Thursday, December 24, 2009

‘Ghalib and Urdu- our nondescript heritage’

At a time, when we see Delhi in a state of literary decline, we must retrospect what should the cause be behind. Delhi- the cradle of Persian, flourished with the highest poetic excellence few centuries ago. Then, came as the trespasser in the plebeian life, another language. This language created literary epochs and touched the pinnacle of literary par excellence. The language fostered by one of the greatest poet laureate known across the world-Mirza Asadullah Khan Ghalib. He is better known as only Ghalib.

The language was Urdu. Urdu per se was the only medium of expressing thoughts in a larger podium, which is literature. It gradually became the rectilinear method of creativity during the reign of the last Mughal emperor. People embraced it with hearts. And, thus became a source of utmost recreation for the people.

The time that encompassed this golden period was the Victorian rule in England. Urdu was a source of relaxation for even some officers of the imperialist regime. William Fraser, a British resident in the 1830s knew Urdu and Persian like an indigenous and also possessed a library of Persian, Arabic and Urdu books. Charles Metcalfe read Persian and Urdu as a hobby during his leisure.

There were among them a few who also composed Urdu couplets. Some did also adopt takhalluses of their own. General Joseph Bensley ‘Fana’, George Puech ‘Shor’ and Alexander Heatherley ‘Azad’ to name a few. Dr. John Gilchrist was a pioneer in Urdu learning and emulating his style and methods, people like Dr Howard and Dr Hoey became noted scholars of the Urdu language later.

The British presence although was unavoidable at that time, the Indian people learnt English at the Delhi College as a means of additional education. This was only a supplement to the traditional education they received of Urdu and Persian. Further, this was an instrument for gaining larger employment prospects.

The language also developed by Ghalib’s contemporaries and prdecessors like Momin Khan and Ibrahim Zauq were known for their poetic excellence at the verge of the Mughal period. The emperor himself was also a noted bard to be reckoned for his fabulous creations.

Urdu was adopted by the Indian nobility with quite no effort. It meshed with their lifestyles without their conscious endeavor of taking the language. It flowed into their nerves and sinews. The milieu was such that it also encapsulated the minds of the British, who were only gazing without full consciousness from a look-out tower.

It was the tehzib of the Urdu culture that mesmerized the whole polity. That the Indian umara and the British officers initially talked in equation, developed cordiality between, met over dinners and social functions and also fraternized through their common membership at the Delhi Bank and the Archaelogical Society, was only the consequence of their mutual love for the language, Urdu.

Ghalib himself was the friend of many British officials and had a good rapport especially with William Fraser, the Urdu lover. Thus, Urdu was at one time the source of sangam for the Indians and the imperialists. It was a good medium of union, sanctity and peace.
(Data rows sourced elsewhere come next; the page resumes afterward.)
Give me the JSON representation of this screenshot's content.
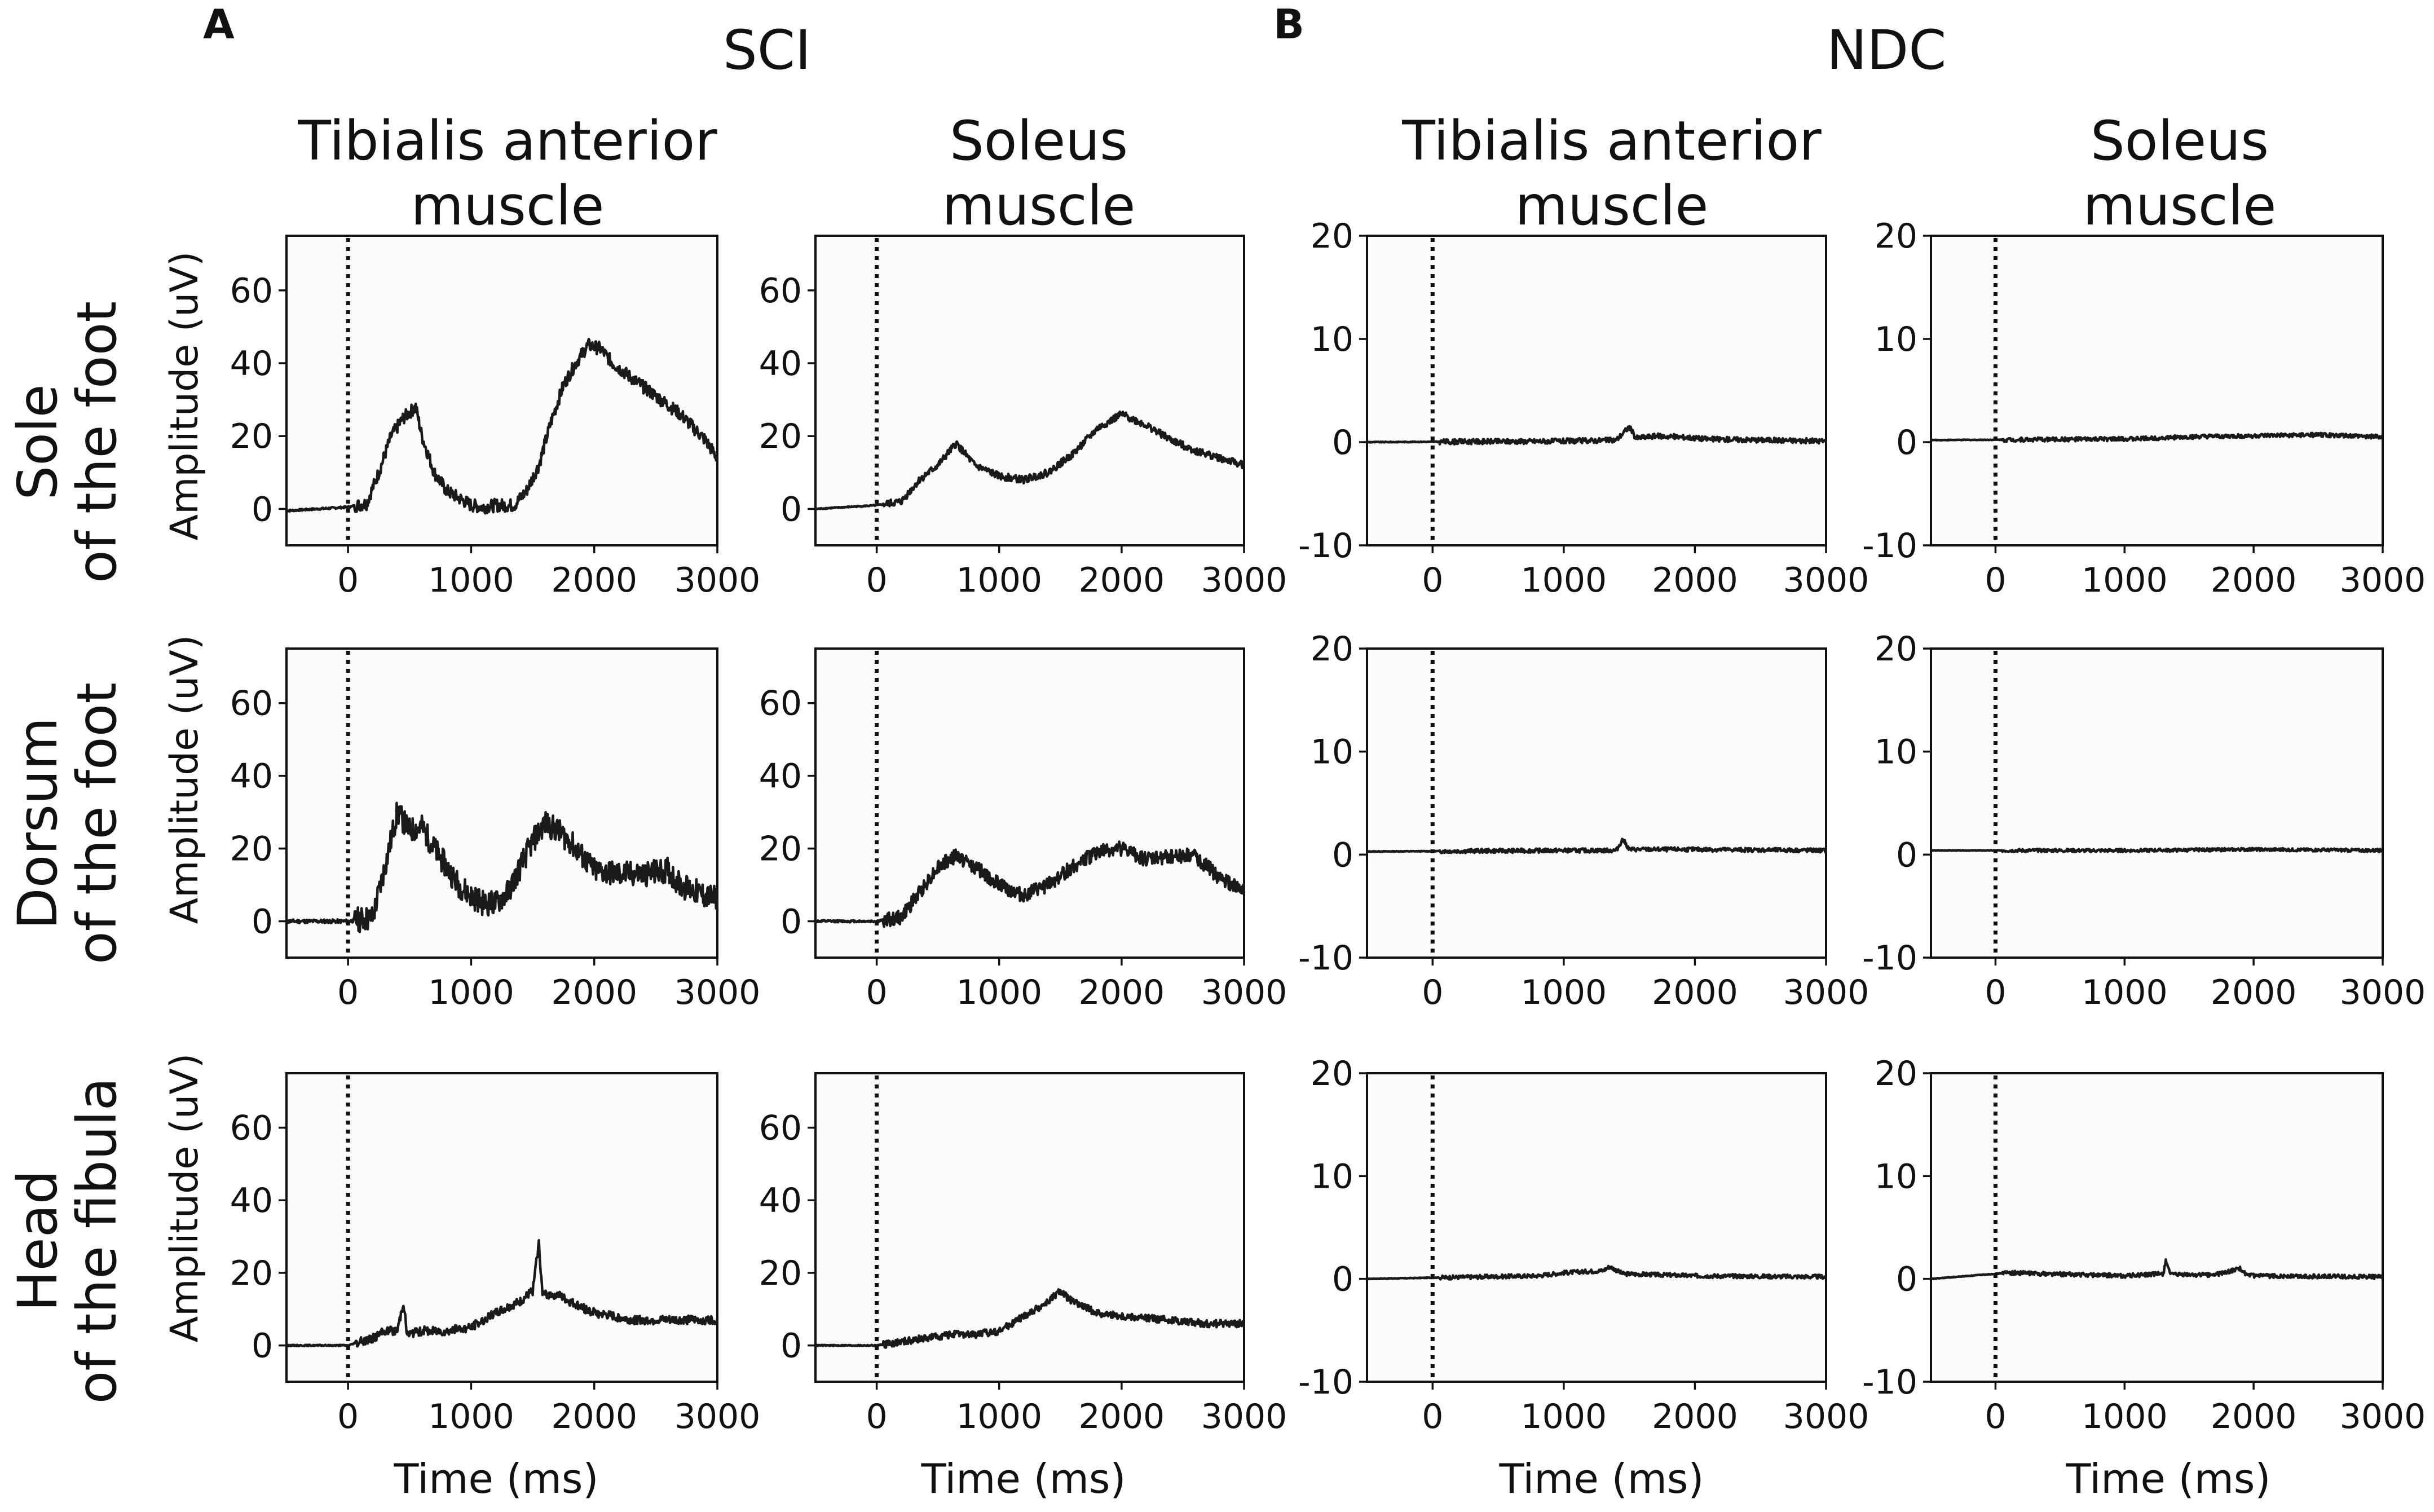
{
  "figure": {
    "panels": [
      {
        "letter": "A",
        "group": "SCI"
      },
      {
        "letter": "B",
        "group": "NDC"
      }
    ],
    "column_titles": [
      {
        "line1": "Tibialis anterior",
        "line2": "muscle"
      },
      {
        "line1": "Soleus",
        "line2": "muscle"
      },
      {
        "line1": "Tibialis anterior",
        "line2": "muscle"
      },
      {
        "line1": "Soleus",
        "line2": "muscle"
      }
    ],
    "row_titles": [
      {
        "line1": "Sole",
        "line2": "of the foot"
      },
      {
        "line1": "Dorsum",
        "line2": "of the foot"
      },
      {
        "line1": "Head",
        "line2": "of the fibula"
      }
    ],
    "ylabel": "Amplitude (uV)",
    "xlabel": "Time (ms)"
  },
  "chart_data": {
    "type": "line",
    "x_unit": "ms",
    "y_unit": "uV",
    "stimulus_onset_ms": 0,
    "charts": [
      {
        "group": "SCI",
        "muscle": "Tibialis anterior muscle",
        "site": "Sole of the foot",
        "xlim": [
          -500,
          3000
        ],
        "xticks": [
          0,
          1000,
          2000,
          3000
        ],
        "ylim": [
          -10,
          75
        ],
        "yticks": [
          0,
          20,
          40,
          60
        ],
        "trace": [
          [
            -500,
            -0.5
          ],
          [
            0,
            0.5
          ],
          [
            150,
            1.5
          ],
          [
            250,
            10
          ],
          [
            350,
            20
          ],
          [
            450,
            25
          ],
          [
            550,
            28
          ],
          [
            600,
            20
          ],
          [
            700,
            10
          ],
          [
            800,
            5
          ],
          [
            900,
            3
          ],
          [
            1000,
            1
          ],
          [
            1100,
            0.5
          ],
          [
            1200,
            1
          ],
          [
            1350,
            1
          ],
          [
            1450,
            5
          ],
          [
            1550,
            12
          ],
          [
            1650,
            24
          ],
          [
            1750,
            34
          ],
          [
            1850,
            40
          ],
          [
            1950,
            45
          ],
          [
            2050,
            44
          ],
          [
            2150,
            40
          ],
          [
            2300,
            36
          ],
          [
            2500,
            31
          ],
          [
            2700,
            26
          ],
          [
            2900,
            19
          ],
          [
            3000,
            14
          ]
        ],
        "noise": 1.8
      },
      {
        "group": "SCI",
        "muscle": "Soleus muscle",
        "site": "Sole of the foot",
        "xlim": [
          -500,
          3000
        ],
        "xticks": [
          0,
          1000,
          2000,
          3000
        ],
        "ylim": [
          -10,
          75
        ],
        "yticks": [
          0,
          20,
          40,
          60
        ],
        "trace": [
          [
            -500,
            0
          ],
          [
            0,
            1
          ],
          [
            200,
            2
          ],
          [
            350,
            8
          ],
          [
            500,
            12
          ],
          [
            650,
            18
          ],
          [
            800,
            12
          ],
          [
            1000,
            9
          ],
          [
            1200,
            8
          ],
          [
            1400,
            10
          ],
          [
            1600,
            15
          ],
          [
            1800,
            22
          ],
          [
            2000,
            26
          ],
          [
            2200,
            23
          ],
          [
            2400,
            19
          ],
          [
            2600,
            16
          ],
          [
            2800,
            14
          ],
          [
            3000,
            12
          ]
        ],
        "noise": 1.0
      },
      {
        "group": "NDC",
        "muscle": "Tibialis anterior muscle",
        "site": "Sole of the foot",
        "xlim": [
          -500,
          3000
        ],
        "xticks": [
          0,
          1000,
          2000,
          3000
        ],
        "ylim": [
          -10,
          20
        ],
        "yticks": [
          -10,
          0,
          10,
          20
        ],
        "trace": [
          [
            -500,
            0
          ],
          [
            1000,
            0.1
          ],
          [
            1400,
            0.2
          ],
          [
            1500,
            1.5
          ],
          [
            1550,
            0.4
          ],
          [
            1700,
            0.6
          ],
          [
            1900,
            0.5
          ],
          [
            2100,
            0.3
          ],
          [
            3000,
            0.1
          ]
        ],
        "noise": 0.25
      },
      {
        "group": "NDC",
        "muscle": "Soleus muscle",
        "site": "Sole of the foot",
        "xlim": [
          -500,
          3000
        ],
        "xticks": [
          0,
          1000,
          2000,
          3000
        ],
        "ylim": [
          -10,
          20
        ],
        "yticks": [
          -10,
          0,
          10,
          20
        ],
        "trace": [
          [
            -500,
            0.2
          ],
          [
            1000,
            0.3
          ],
          [
            1500,
            0.5
          ],
          [
            2000,
            0.6
          ],
          [
            2500,
            0.7
          ],
          [
            3000,
            0.5
          ]
        ],
        "noise": 0.2
      },
      {
        "group": "SCI",
        "muscle": "Tibialis anterior muscle",
        "site": "Dorsum of the foot",
        "xlim": [
          -500,
          3000
        ],
        "xticks": [
          0,
          1000,
          2000,
          3000
        ],
        "ylim": [
          -10,
          75
        ],
        "yticks": [
          0,
          20,
          40,
          60
        ],
        "trace": [
          [
            -500,
            0
          ],
          [
            0,
            0
          ],
          [
            200,
            1
          ],
          [
            300,
            15
          ],
          [
            400,
            30
          ],
          [
            500,
            25
          ],
          [
            600,
            26
          ],
          [
            700,
            20
          ],
          [
            800,
            15
          ],
          [
            900,
            10
          ],
          [
            1000,
            7
          ],
          [
            1100,
            5
          ],
          [
            1200,
            5
          ],
          [
            1300,
            8
          ],
          [
            1400,
            15
          ],
          [
            1500,
            22
          ],
          [
            1600,
            27
          ],
          [
            1700,
            25
          ],
          [
            1800,
            22
          ],
          [
            1900,
            18
          ],
          [
            2000,
            14
          ],
          [
            2200,
            13
          ],
          [
            2400,
            13
          ],
          [
            2600,
            14
          ],
          [
            2700,
            10
          ],
          [
            2900,
            7
          ],
          [
            3000,
            6
          ]
        ],
        "noise": 3.5
      },
      {
        "group": "SCI",
        "muscle": "Soleus muscle",
        "site": "Dorsum of the foot",
        "xlim": [
          -500,
          3000
        ],
        "xticks": [
          0,
          1000,
          2000,
          3000
        ],
        "ylim": [
          -10,
          75
        ],
        "yticks": [
          0,
          20,
          40,
          60
        ],
        "trace": [
          [
            -500,
            0
          ],
          [
            0,
            0
          ],
          [
            200,
            1
          ],
          [
            350,
            8
          ],
          [
            500,
            15
          ],
          [
            650,
            18
          ],
          [
            800,
            15
          ],
          [
            1000,
            10
          ],
          [
            1200,
            7
          ],
          [
            1400,
            10
          ],
          [
            1600,
            15
          ],
          [
            1800,
            19
          ],
          [
            2000,
            20
          ],
          [
            2200,
            17
          ],
          [
            2400,
            18
          ],
          [
            2600,
            18
          ],
          [
            2800,
            12
          ],
          [
            3000,
            8
          ]
        ],
        "noise": 2.0
      },
      {
        "group": "NDC",
        "muscle": "Tibialis anterior muscle",
        "site": "Dorsum of the foot",
        "xlim": [
          -500,
          3000
        ],
        "xticks": [
          0,
          1000,
          2000,
          3000
        ],
        "ylim": [
          -10,
          20
        ],
        "yticks": [
          -10,
          0,
          10,
          20
        ],
        "trace": [
          [
            -500,
            0.3
          ],
          [
            1000,
            0.4
          ],
          [
            1400,
            0.4
          ],
          [
            1450,
            1.5
          ],
          [
            1500,
            0.5
          ],
          [
            2000,
            0.5
          ],
          [
            3000,
            0.4
          ]
        ],
        "noise": 0.2
      },
      {
        "group": "NDC",
        "muscle": "Soleus muscle",
        "site": "Dorsum of the foot",
        "xlim": [
          -500,
          3000
        ],
        "xticks": [
          0,
          1000,
          2000,
          3000
        ],
        "ylim": [
          -10,
          20
        ],
        "yticks": [
          -10,
          0,
          10,
          20
        ],
        "trace": [
          [
            -500,
            0.4
          ],
          [
            1000,
            0.4
          ],
          [
            2000,
            0.5
          ],
          [
            3000,
            0.4
          ]
        ],
        "noise": 0.15
      },
      {
        "group": "SCI",
        "muscle": "Tibialis anterior muscle",
        "site": "Head of the fibula",
        "xlim": [
          -500,
          3000
        ],
        "xticks": [
          0,
          1000,
          2000,
          3000
        ],
        "ylim": [
          -10,
          75
        ],
        "yticks": [
          0,
          20,
          40,
          60
        ],
        "trace": [
          [
            -500,
            0
          ],
          [
            0,
            0
          ],
          [
            200,
            2
          ],
          [
            300,
            4
          ],
          [
            400,
            4
          ],
          [
            450,
            12
          ],
          [
            480,
            3
          ],
          [
            600,
            4
          ],
          [
            800,
            4
          ],
          [
            1000,
            5
          ],
          [
            1200,
            9
          ],
          [
            1400,
            12
          ],
          [
            1500,
            15
          ],
          [
            1550,
            28
          ],
          [
            1580,
            14
          ],
          [
            1700,
            14
          ],
          [
            1800,
            12
          ],
          [
            2000,
            9
          ],
          [
            2300,
            7
          ],
          [
            2700,
            7
          ],
          [
            3000,
            7
          ]
        ],
        "noise": 1.2
      },
      {
        "group": "SCI",
        "muscle": "Soleus muscle",
        "site": "Head of the fibula",
        "xlim": [
          -500,
          3000
        ],
        "xticks": [
          0,
          1000,
          2000,
          3000
        ],
        "ylim": [
          -10,
          75
        ],
        "yticks": [
          0,
          20,
          40,
          60
        ],
        "trace": [
          [
            -500,
            0
          ],
          [
            0,
            0
          ],
          [
            200,
            1
          ],
          [
            400,
            2
          ],
          [
            600,
            3
          ],
          [
            800,
            3
          ],
          [
            1000,
            4
          ],
          [
            1200,
            8
          ],
          [
            1400,
            12
          ],
          [
            1500,
            15
          ],
          [
            1600,
            12
          ],
          [
            1800,
            9
          ],
          [
            2000,
            8
          ],
          [
            2400,
            7
          ],
          [
            2700,
            6
          ],
          [
            3000,
            6
          ]
        ],
        "noise": 1.0
      },
      {
        "group": "NDC",
        "muscle": "Tibialis anterior muscle",
        "site": "Head of the fibula",
        "xlim": [
          -500,
          3000
        ],
        "xticks": [
          0,
          1000,
          2000,
          3000
        ],
        "ylim": [
          -10,
          20
        ],
        "yticks": [
          -10,
          0,
          10,
          20
        ],
        "trace": [
          [
            -500,
            0
          ],
          [
            800,
            0.3
          ],
          [
            1000,
            0.6
          ],
          [
            1300,
            0.8
          ],
          [
            1350,
            1.2
          ],
          [
            1450,
            0.5
          ],
          [
            2000,
            0.3
          ],
          [
            3000,
            0.2
          ]
        ],
        "noise": 0.2
      },
      {
        "group": "NDC",
        "muscle": "Soleus muscle",
        "site": "Head of the fibula",
        "xlim": [
          -500,
          3000
        ],
        "xticks": [
          0,
          1000,
          2000,
          3000
        ],
        "ylim": [
          -10,
          20
        ],
        "yticks": [
          -10,
          0,
          10,
          20
        ],
        "trace": [
          [
            -500,
            0
          ],
          [
            100,
            0.6
          ],
          [
            1000,
            0.3
          ],
          [
            1300,
            0.5
          ],
          [
            1320,
            1.8
          ],
          [
            1360,
            0.4
          ],
          [
            1700,
            0.4
          ],
          [
            1900,
            1.0
          ],
          [
            1950,
            0.3
          ],
          [
            3000,
            0.2
          ]
        ],
        "noise": 0.2
      }
    ]
  }
}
But, where is Urdu now? Segregating some madrasas and a few Muslim homes, everyone has been colonized. The culture has elapsed from the stand-point of the Indian polity, if that is not mistaken. It is only an evanescent memory or sight to recall.

Few days ago, this came to me as a result of the perusal of Pavan K. Verma’s book ‘Ghalib-The Man, The Times’. At the preface, he recalls his stupefying empiricism. While searching for books on Ghalib at some Indian bookstores, he was only able to manage some booklets at countable stores and none at some. This is the Indian love for a died poet. As he says, shall we not blame the English for not keeping Yeats and Eliot at their bookstores?

Nevertheless, Ghalib’s verses are a part of our familiar conversation and stories of his humour are family anecdotes at most of the Indian homes; we fail to produce his books or keep them at our own homes and shops. Leaving apart inculcating the language, which is a vast source of rich world literature.

Verma says, the example of the bookshop not stocking Ghalib is an allusion to the cultural malaise of our times. As Verma, who calls himself a cultural orphan learning neither Sanskrit nor Urdu (that corresponds to me) like other people of his age, he speculates about the imminent drying up of a cultural heritage due to the rampant indifference. Therefore, the book is at a personal level an act of penitence for an age running through its culturally nondescript times, as the author says.

This, as I have described, is not a review of the book, but an homage to our culture, which is witnessing a ramshackle for our own indifferent behavior. This is not either a rabble rouser, but a humble entreaty to the never thinking denizens of the polity.